Ryder, CL; Highwood, EJ; Walser, A; Seibert, P; Philipp, A; Weinzierl, B.
(2019): Coarse and giant particles are ubiquitous in Saharan dust export regions and are radiatively significant over the Sahara
ATMOS CHEM PHYS. 2019; 19(24): 15353-15376. FullText FullText_BOKU

Abstract:
Mineral dust is an important component of the climate system, interacting with radiation, clouds, and biogeochemical systems and impacting atmospheric circulation, air quality, aviation, and solar energy generation. These impacts are sensitive to dust particle size distribution (PSD), yet models struggle or even fail to represent coarse (diameter (d) > 2.5 mu m) and giant (d > 20 mu m) dust particles and the evolution of the PSD with transport. Here we examine three state-of-the-art airborne observational datasets, all of which measured the full size range of dust (d = 0.1 to > 100 mu m) at different stages during transport with consistent instrumentation. We quantify the presence and evolution of coarse and giant particles and their contribution to optical properties using airborne observations over the Sahara (from the Fennec field campaign) and in the Saharan Air Layer (SAL) over the tropical eastern Atlantic (from the AER-D field campaign).
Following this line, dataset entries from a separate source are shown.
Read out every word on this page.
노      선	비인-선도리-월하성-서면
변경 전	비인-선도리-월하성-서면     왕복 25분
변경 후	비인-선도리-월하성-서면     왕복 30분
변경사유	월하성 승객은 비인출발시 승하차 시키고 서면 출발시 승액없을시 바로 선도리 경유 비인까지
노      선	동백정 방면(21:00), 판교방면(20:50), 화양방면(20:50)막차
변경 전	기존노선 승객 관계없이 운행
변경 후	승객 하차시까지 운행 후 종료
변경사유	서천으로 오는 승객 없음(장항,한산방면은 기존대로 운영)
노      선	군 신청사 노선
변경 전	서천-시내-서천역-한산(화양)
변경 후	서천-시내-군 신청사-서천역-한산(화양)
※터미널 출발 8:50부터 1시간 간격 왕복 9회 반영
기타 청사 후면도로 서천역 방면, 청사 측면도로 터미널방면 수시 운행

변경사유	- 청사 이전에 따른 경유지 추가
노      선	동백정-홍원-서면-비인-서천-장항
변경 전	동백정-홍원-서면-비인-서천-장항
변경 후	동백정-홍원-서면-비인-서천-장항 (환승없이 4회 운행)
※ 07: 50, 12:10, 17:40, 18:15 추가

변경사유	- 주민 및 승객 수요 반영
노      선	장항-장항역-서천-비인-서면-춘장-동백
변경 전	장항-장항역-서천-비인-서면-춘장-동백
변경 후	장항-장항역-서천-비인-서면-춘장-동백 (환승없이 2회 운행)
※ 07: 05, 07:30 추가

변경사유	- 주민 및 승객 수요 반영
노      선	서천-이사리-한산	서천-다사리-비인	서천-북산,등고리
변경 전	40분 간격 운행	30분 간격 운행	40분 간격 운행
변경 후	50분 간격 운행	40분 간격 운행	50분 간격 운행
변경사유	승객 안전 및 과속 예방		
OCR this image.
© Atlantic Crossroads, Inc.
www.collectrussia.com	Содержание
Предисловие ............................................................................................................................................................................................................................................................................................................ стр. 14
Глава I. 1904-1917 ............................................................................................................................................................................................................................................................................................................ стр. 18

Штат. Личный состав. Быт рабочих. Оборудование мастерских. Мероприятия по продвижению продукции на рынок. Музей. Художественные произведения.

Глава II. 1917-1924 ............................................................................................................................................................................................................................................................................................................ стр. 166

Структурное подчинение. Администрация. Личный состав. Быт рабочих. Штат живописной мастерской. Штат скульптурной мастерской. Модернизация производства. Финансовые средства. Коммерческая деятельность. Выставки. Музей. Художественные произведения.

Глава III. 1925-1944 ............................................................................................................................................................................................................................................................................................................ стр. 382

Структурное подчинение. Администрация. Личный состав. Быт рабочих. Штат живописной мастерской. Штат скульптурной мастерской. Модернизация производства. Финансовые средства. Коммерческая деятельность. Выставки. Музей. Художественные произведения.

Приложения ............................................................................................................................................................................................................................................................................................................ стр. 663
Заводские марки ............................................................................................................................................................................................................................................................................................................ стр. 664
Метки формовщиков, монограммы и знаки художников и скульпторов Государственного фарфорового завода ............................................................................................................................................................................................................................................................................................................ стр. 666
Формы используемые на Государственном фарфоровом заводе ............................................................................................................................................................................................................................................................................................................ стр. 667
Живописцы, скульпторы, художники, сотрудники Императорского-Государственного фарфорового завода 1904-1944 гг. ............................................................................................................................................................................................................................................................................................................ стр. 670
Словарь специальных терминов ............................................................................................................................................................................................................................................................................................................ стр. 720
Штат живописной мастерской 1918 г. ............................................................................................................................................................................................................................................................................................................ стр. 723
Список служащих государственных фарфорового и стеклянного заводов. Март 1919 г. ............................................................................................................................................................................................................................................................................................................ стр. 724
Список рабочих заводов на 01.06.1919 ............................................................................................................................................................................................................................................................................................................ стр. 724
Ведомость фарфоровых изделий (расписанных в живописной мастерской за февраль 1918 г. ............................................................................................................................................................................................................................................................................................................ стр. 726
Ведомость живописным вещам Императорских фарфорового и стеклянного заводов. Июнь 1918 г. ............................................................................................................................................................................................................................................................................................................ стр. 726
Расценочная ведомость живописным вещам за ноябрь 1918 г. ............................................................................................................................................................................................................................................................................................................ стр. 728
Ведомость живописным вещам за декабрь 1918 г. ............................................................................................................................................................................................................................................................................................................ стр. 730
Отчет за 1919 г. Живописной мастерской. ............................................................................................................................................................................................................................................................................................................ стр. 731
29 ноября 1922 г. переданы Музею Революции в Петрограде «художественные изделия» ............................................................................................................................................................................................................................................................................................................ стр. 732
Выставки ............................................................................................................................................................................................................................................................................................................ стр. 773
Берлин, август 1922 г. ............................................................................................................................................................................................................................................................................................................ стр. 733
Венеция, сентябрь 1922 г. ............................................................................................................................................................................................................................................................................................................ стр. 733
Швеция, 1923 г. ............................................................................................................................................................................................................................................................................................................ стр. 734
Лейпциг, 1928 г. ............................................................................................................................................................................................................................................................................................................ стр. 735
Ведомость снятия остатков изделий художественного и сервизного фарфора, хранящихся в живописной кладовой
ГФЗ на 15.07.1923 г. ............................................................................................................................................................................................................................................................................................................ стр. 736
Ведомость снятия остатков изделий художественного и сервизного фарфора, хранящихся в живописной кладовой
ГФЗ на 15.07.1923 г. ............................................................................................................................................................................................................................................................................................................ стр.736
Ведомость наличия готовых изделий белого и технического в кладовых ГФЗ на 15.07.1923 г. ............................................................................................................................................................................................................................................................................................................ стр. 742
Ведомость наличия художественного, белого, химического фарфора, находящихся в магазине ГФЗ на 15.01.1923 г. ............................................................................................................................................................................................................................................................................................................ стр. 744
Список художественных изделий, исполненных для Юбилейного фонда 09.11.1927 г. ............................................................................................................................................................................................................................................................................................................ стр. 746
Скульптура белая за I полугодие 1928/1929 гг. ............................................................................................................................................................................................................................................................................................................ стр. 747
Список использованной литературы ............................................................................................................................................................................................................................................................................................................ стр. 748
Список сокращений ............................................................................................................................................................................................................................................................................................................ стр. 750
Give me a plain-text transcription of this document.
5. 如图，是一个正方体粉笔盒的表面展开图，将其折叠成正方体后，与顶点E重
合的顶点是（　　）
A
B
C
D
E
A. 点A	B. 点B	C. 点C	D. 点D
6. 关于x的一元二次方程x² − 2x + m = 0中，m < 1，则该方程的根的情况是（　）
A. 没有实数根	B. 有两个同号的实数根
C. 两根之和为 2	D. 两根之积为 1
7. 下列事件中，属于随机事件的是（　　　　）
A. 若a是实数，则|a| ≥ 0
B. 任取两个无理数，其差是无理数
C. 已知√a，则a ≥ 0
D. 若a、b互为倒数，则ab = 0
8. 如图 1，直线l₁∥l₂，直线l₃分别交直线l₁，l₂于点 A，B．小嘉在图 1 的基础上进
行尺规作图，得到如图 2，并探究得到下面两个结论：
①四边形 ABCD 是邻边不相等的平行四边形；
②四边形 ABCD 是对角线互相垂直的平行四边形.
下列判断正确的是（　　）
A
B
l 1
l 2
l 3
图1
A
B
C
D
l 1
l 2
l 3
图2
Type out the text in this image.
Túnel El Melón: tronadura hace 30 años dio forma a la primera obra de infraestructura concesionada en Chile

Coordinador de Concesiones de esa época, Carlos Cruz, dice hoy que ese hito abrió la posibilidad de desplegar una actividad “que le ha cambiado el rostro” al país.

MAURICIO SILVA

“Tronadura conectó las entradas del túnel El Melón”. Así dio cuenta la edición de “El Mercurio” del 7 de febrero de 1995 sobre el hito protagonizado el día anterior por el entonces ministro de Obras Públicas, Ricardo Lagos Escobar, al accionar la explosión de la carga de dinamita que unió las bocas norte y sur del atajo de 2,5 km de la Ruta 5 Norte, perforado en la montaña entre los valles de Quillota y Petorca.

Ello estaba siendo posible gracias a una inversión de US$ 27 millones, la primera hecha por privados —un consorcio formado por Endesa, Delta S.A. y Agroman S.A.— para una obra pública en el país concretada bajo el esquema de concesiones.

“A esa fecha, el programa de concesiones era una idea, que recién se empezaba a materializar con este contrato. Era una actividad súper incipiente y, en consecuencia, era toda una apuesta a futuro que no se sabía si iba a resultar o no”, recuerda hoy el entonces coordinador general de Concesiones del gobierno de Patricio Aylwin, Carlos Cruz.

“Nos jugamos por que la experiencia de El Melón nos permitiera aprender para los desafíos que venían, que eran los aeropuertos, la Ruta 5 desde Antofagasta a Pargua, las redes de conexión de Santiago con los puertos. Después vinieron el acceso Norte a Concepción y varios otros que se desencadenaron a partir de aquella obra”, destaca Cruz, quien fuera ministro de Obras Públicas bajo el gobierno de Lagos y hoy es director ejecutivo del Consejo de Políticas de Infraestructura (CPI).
Observations show significantly more abundant coarse and giant dust particles over the Sahara compared to the SAL: effective diameters of up to 20 mu m were observed over the Sahara compared to 4 mu m in the SAL. Excluding giant particles over the Sahara results in significant underestimation of mass concentration (40 %), as well as underestimates of both shortwave and longwave extinction (18% and 26 %, respectively, from scattering calculations), while the effects in the SAL are smaller but non-negligible. The larger impact on longwave extinction compared to shortwave implies a bias towards a radiative cooling effect in dust models, which typically exclude giant particles and underestimate coarse-mode concentrations. A compilation of the new and published effective diameters against dust age since uplift time suggests that two regimes of dust transport exist. During the initial 1.5 d, both coarse and giant particles are rapidly deposited. During the subsequent 1.5 to 10 d, PSD barely changes with transport, and the coarse mode is retained to a much greater degree than expected from estimates of gravitational sedimentation alone. The reasons for this are unclear and warrant further investigation in order to improve dust transport schemes and the associated radiative effects of coarse and giant particles in models.